The tube of a mercury thermometer has an inside diameter of 0.130 mm. The bulb has a volume of 0.270 cm^3.
How far will the thread of mercury move when the temperature changes from 13.5 ∘C to 32.5 ∘C? Take into account expansion of the Pyrex glass.
To determine how far the thread of mercury will move, we need to consider the expansion of both the mercury and the Pyrex glass.
The expansion of the mercury can be calculated using the coefficient of volume expansion (β) for mercury. The equation for the change in volume (ΔV) of a substance due to a change in temperature (ΔT) is:
ΔV = β * V * ΔT
Where:
- β is the coefficient of volume expansion
- V is the initial volume of the substance
- ΔT is the change in temperature
For mercury, the coefficient of volume expansion (β) is approximately 1.82 x 10^-4 per degree Celsius.

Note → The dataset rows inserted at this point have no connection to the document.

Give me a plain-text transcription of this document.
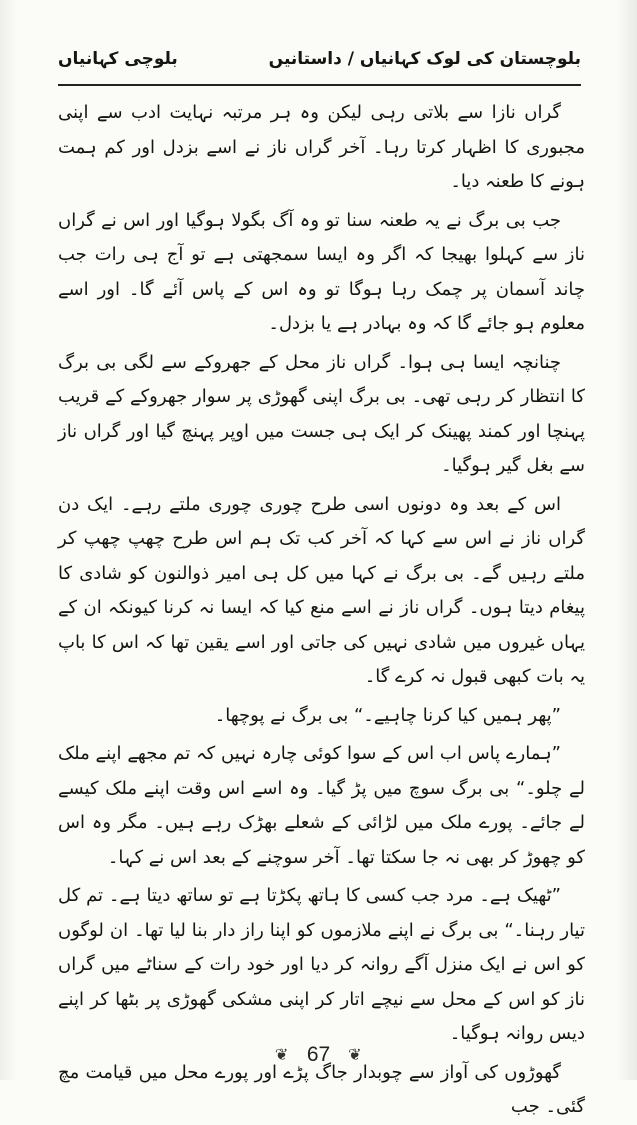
بلوچستان کی لوک کہانیاں / داستانیں
بلوچی کہانیاں

گراں نازا سے بلاتی رہی لیکن وہ ہر مرتبہ نہایت ادب سے اپنی مجبوری کا اظہار کرتا رہا۔ آخر گراں ناز نے اسے بزدل اور کم ہمت ہونے کا طعنہ دیا۔

جب بی برگ نے یہ طعنہ سنا تو وہ آگ بگولا ہوگیا اور اس نے گراں ناز سے کہلوا بھیجا کہ اگر وہ ایسا سمجھتی ہے تو آج ہی رات جب چاند آسمان پر چمک رہا ہوگا تو وہ اس کے پاس آئے گا۔ اور اسے معلوم ہو جائے گا کہ وہ بہادر ہے یا بزدل۔

چنانچہ ایسا ہی ہوا۔ گراں ناز محل کے جھروکے سے لگی بی برگ کا انتظار کر رہی تھی۔ بی برگ اپنی گھوڑی پر سوار جھروکے کے قریب پہنچا اور کمند پھینک کر ایک ہی جست میں اوپر پہنچ گیا اور گراں ناز سے بغل گیر ہوگیا۔

اس کے بعد وہ دونوں اسی طرح چوری چوری ملتے رہے۔ ایک دن گراں ناز نے اس سے کہا کہ آخر کب تک ہم اس طرح چھپ چھپ کر ملتے رہیں گے۔ بی برگ نے کہا میں کل ہی امیر ذوالنون کو شادی کا پیغام دیتا ہوں۔ گراں ناز نے اسے منع کیا کہ ایسا نہ کرنا کیونکہ ان کے یہاں غیروں میں شادی نہیں کی جاتی اور اسے یقین تھا کہ اس کا باپ یہ بات کبھی قبول نہ کرے گا۔

”پھر ہمیں کیا کرنا چاہیے۔“ بی برگ نے پوچھا۔

”ہمارے پاس اب اس کے سوا کوئی چارہ نہیں کہ تم مجھے اپنے ملک لے چلو۔“ بی برگ سوچ میں پڑ گیا۔ وہ اسے اس وقت اپنے ملک کیسے لے جائے۔ پورے ملک میں لڑائی کے شعلے بھڑک رہے ہیں۔ مگر وہ اس کو چھوڑ کر بھی نہ جا سکتا تھا۔ آخر سوچنے کے بعد اس نے کہا۔

”ٹھیک ہے۔ مرد جب کسی کا ہاتھ پکڑتا ہے تو ساتھ دیتا ہے۔ تم کل تیار رہنا۔“ بی برگ نے اپنے ملازموں کو اپنا راز دار بنا لیا تھا۔ ان لوگوں کو اس نے ایک منزل آگے روانہ کر دیا اور خود رات کے سناٹے میں گراں ناز کو اس کے محل سے نیچے اتار کر اپنی مشکی گھوڑی پر بٹھا کر اپنے دیس روانہ ہوگیا۔

گھوڑوں کی آواز سے چوبدار جاگ پڑے اور پورے محل میں قیامت مچ گئی۔ جب

❦ 67 ❦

First, we need to calculate the change in volume of the mercury. Since the volume of the bulb is given as 0.270 cm^3, we can consider this as the initial volume (V) of the mercury.

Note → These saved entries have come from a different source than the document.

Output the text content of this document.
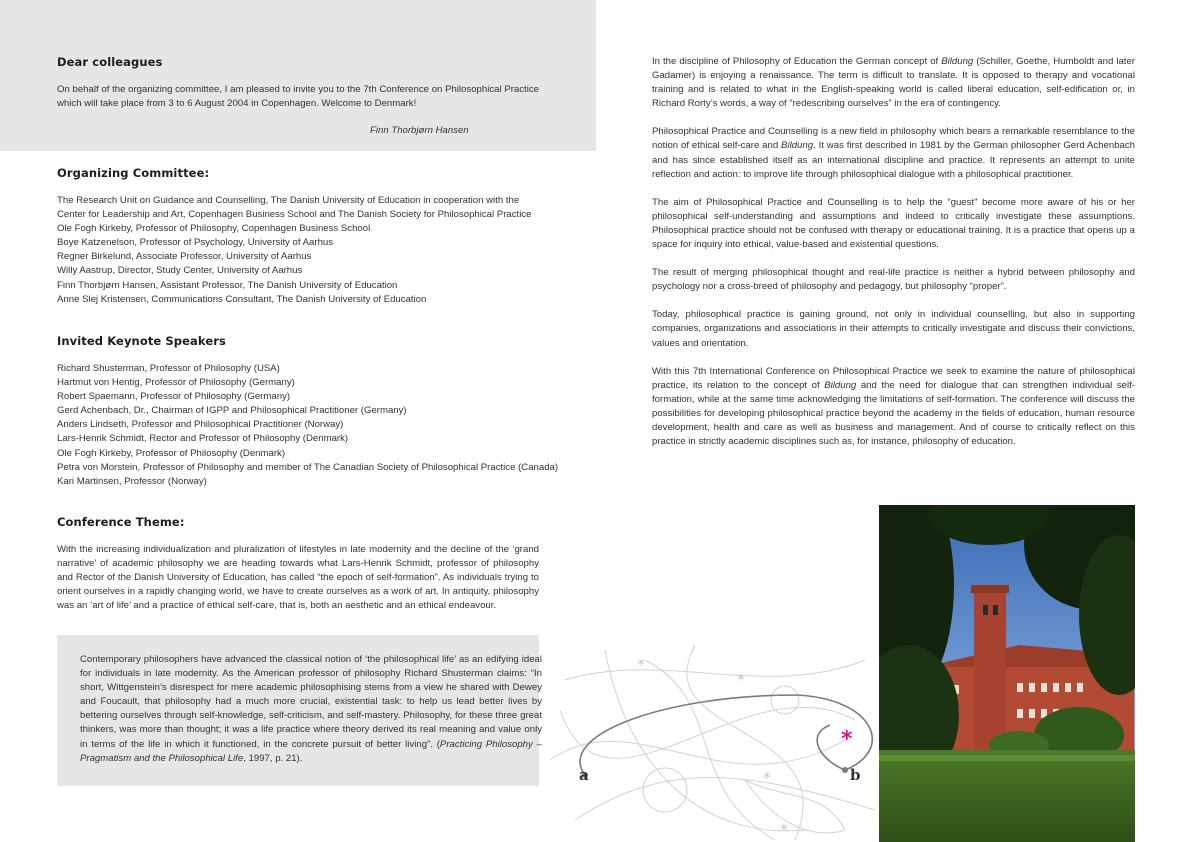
Dear colleagues
On behalf of the organizing committee, I am pleased to invite you to the 7th Conference on Philosophical Practice which will take place from 3 to 6 August 2004 in Copenhagen. Welcome to Denmark!
Finn Thorbjørn Hansen
Organizing Committee:
The Research Unit on Guidance and Counselling, The Danish University of Education in cooperation with the
Center for Leadership and Art, Copenhagen Business School and The Danish Society for Philosophical Practice
Ole Fogh Kirkeby, Professor of Philosophy, Copenhagen Business School
Boye Katzenelson, Professor of Psychology, University of Aarhus
Regner Birkelund, Associate Professor, University of Aarhus
Willy Aastrup, Director, Study Center, University of Aarhus
Finn Thorbjørn Hansen, Assistant Professor, The Danish University of Education
Anne Slej Kristensen, Communications Consultant, The Danish University of Education
Invited Keynote Speakers
Richard Shusterman, Professor of Philosophy (USA)
Hartmut von Hentig, Professor of Philosophy (Germany)
Robert Spaemann, Professor of Philosophy (Germany)
Gerd Achenbach, Dr., Chairman of IGPP and Philosophical Practitioner (Germany)
Anders Lindseth, Professor and Philosophical Practitioner (Norway)
Lars-Henrik Schmidt, Rector and Professor of Philosophy (Denmark)
Ole Fogh Kirkeby, Professor of Philosophy (Denmark)
Petra von Morstein, Professor of Philosophy and member of The Canadian Society of Philosophical Practice (Canada)
Kari Martinsen, Professor (Norway)
Conference Theme:
With the increasing individualization and pluralization of lifestyles in late modernity and the decline of the ‘grand narrative’ of academic philosophy we are heading towards what Lars-Henrik Schmidt, professor of philosophy and Rector of the Danish University of Education, has called “the epoch of self-formation”. As individuals trying to orient ourselves in a rapidly changing world, we have to create ourselves as a work of art. In antiquity, philosophy was an ‘art of life’ and a practice of ethical self-care, that is, both an aesthetic and an ethical endeavour.
Contemporary philosophers have advanced the classical notion of ‘the philosophical life’ as an edifying ideal for individuals in late modernity. As the American professor of philosophy Richard Shusterman claims: “In short, Wittgenstein’s disrespect for mere academic philosophising stems from a view he shared with Dewey and Foucault, that philosophy had a much more crucial, existential task: to help us lead better lives by bettering ourselves through self-knowledge, self-criticism, and self-mastery. Philosophy, for these three great thinkers, was more than thought; it was a life practice where theory derived its real meaning and value only in terms of the life in which it functioned, in the concrete pursuit of better living”. (Practicing Philosophy – Pragmatism and the Philosophical Life, 1997, p. 21).

In the discipline of Philosophy of Education the German concept of Bildung (Schiller, Goethe, Humboldt and later Gadamer) is enjoying a renaissance. The term is difficult to translate. It is opposed to therapy and vocational training and is related to what in the English-speaking world is called liberal education, self-edification or, in Richard Rorty’s words, a way of “redescribing ourselves” in the era of contingency.

Philosophical Practice and Counselling is a new field in philosophy which bears a remarkable resemblance to the notion of ethical self-care and Bildung. It was first described in 1981 by the German philosopher Gerd Achenbach and has since established itself as an international discipline and practice. It represents an attempt to unite reflection and action: to improve life through philosophical dialogue with a philosophical practitioner.

The aim of Philosophical Practice and Counselling is to help the “guest” become more aware of his or her philosophical self-understanding and assumptions and indeed to critically investigate these assumptions. Philosophical practice should not be confused with therapy or educational training. It is a practice that opens up a space for inquiry into ethical, value-based and existential questions.

The result of merging philosophical thought and real-life practice is neither a hybrid between philosophy and psychology nor a cross-breed of philosophy and pedagogy, but philosophy “proper”.

Today, philosophical practice is gaining ground, not only in individual counselling, but also in supporting companies, organizations and associations in their attempts to critically investigate and discuss their convictions, values and orientation.

With this 7th International Conference on Philosophical Practice we seek to examine the nature of philosophical practice, its relation to the concept of Bildung and the need for dialogue that can strengthen individual self-formation, while at the same time acknowledging the limitations of self-formation. The conference will discuss the possibilities for developing philosophical practice beyond the academy in the fields of education, human resource development, health and care as well as business and management. And of course to critically reflect on this practice in strictly academic disciplines such as, for instance, philosophy of education.

*
*
*
*
*
a	b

ΔV = (1.82 x 10^-4 per °C) * (0.270 cm^3) * (32.5 - 13.5) °C
Now, let's calculate the change in volume:
ΔV = (1.82 x 10^-4 per °C) * (0.270 cm^3) * (19 °C)
Next, we need to calculate the change in length of the thread of mercury. The change in volume of the mercury will cause a corresponding change in the length of the thread.
The change in length (ΔL) can be calculated using the equation:
ΔL = ΔV / A
Where:
- ΔL is the change in length
- ΔV is the change in volume of the mercury
- A is the cross-sectional area of the tube
To find the cross-sectional area of the tube, we need to calculate the radius first. The inside diameter of the tube is given as 0.130 mm, so the radius (r) can be calculated by dividing the diameter by 2:
r = 0.130 mm / 2 = 0.065 mm = 0.065 x 10^-3 cm
Now, we can calculate the cross-sectional area (A) of the tube:
A = π * r^2
Let's calculate the cross-sectional area:
A = 3.14 * (0.065 x 10^-3 cm)^2
Now, we can calculate the change in length:
ΔL = ΔV / A
Finally, you can plug in the calculated values to find the change in length of the thread of mercury when the temperature changes from 13.5 °C to 32.5 °C.